AL'article soutient que la nomination de Kevin Warsh n'est pas principalement une histoire politique, mais plutôt le résultat d'une coalition de bailleurs de fonds cherchant à promouvoir la transition vers l'économie de l'IA. Sa nomination vise à aligner la politique monétaire avec les investissements massifs en IA et en infrastructure technologique, suivant ce que l'auteur appelle la « première loi du Code Universel », pour maximiser la production d'intelligence par unité d'énergie.

QSelon l'article, en quoi la stratégie de Greenspan dans les années 1990 sert-elle de modèle pour Kevin Warsh ?

AL'article explique que la stratégie de Greenspan dans les années 1990 consistait à maintenir des taux d'intérêt bas malgré une économie en surchauffe, en s'appuyant sur la croissance de la productivité générée par les investissements dans les technologies de l'information pour maîtriser l'inflation sous-jacente. Cette approche sert de modèle pour Warsh, qui devrait adopter une politique monétaire plus souple que les modèles conventionnels ne le recommandent, en comptant sur la vague de productivité de l'IA pour absorber les tensions inflationnistes et permettre la transformation économique.
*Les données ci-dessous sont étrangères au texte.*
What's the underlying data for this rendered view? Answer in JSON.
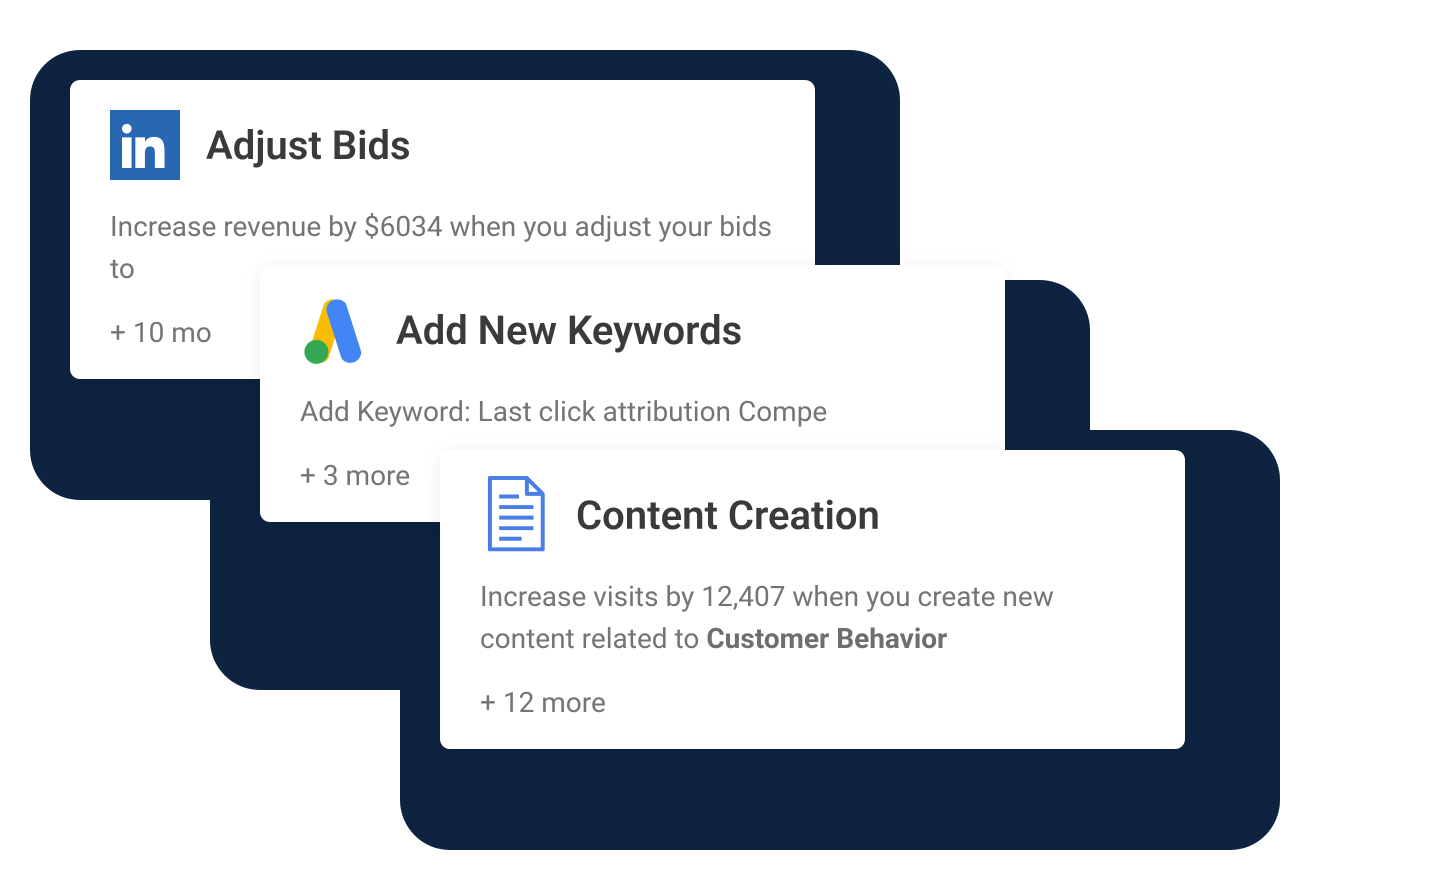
{
  "cards": [
    {
      "title": "Adjust Bids",
      "description_pre": "Increase revenue by $6034 when you adjust your bids to",
      "description_bold": "",
      "more": "+ 10 mo"
    },
    {
      "title": "Add New Keywords",
      "description_pre": "Add Keyword: Last click attribution Compe",
      "description_bold": "",
      "more": "+ 3 more"
    },
    {
      "title": "Content Creation",
      "description_pre": "Increase visits by 12,407 when you create new content related to ",
      "description_bold": "Customer Behavior",
      "more": "+ 12 more"
    }
  ]
}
QQuel rôle l'article attribue-t-il au Secrétaire au Trésor américain, Bessent, dans l'architecture décrite ?

AL'article attribue au Secrétaire au Trésor Bessent un rôle clé au niveau international dans l'architecture décrite. Son travail principal consiste à sécuriser l'achat d'obligations d'État américaines à long terme par des acheteurs étrangers. Pour ce faire, il négocie des accords bilatéraux (comme avec la Chine, le Japon, la Corée du Sud et les pays du Golfe) afin de garantir le recyclage des excédents commerciaux en bons du Trésor américains, tout en gérant les taux de change pour maintenir le dollar à un niveau attractif pour ces acheteurs.

QQuel est, selon l'article, le principal risque qui pourrait compromettre l'architecture économique prévue après la nomination de Warsh ?

ASelon l'article, le principal risque n'est pas la politique de Warsh elle-même, mais le comportement du marché obligataire. Si les rendements des obligations à long terme (par exemple, au-delà de 5,5 % pour le 10 ans), la prime de terme ou les taux d'intérêt réels restent trop élevés, l'architecture de répression financière et de soutien à la productivité de l'IA pourrait s'effondrer de l'extérieur, indépendamment des actions de la Fed sous la direction de Warsh.

QQuelles sont les implications pour les marchés financiers si le cadre décrit dans l'article se réalise ?

ASi le cadre se réalise, l'article prédit que les taux directeurs de la Fed seront nettement plus bas d'ici fin 2027 (de 250 à 325 points de base), que l'or continuera de monter (car la répression financière est favorable à l'or), que le dollar se dépréciera pour faciliter les achats étrangers d'obligations, et que les actifs risqués comme les crypto-monnaies et les actions liées aux dépenses d'investissement en IA connaîtront une croissance composée. L'asymétrie entre les attentes du marché et cette voie potentielle est présentée comme la source des rendements pour les deux prochaines années.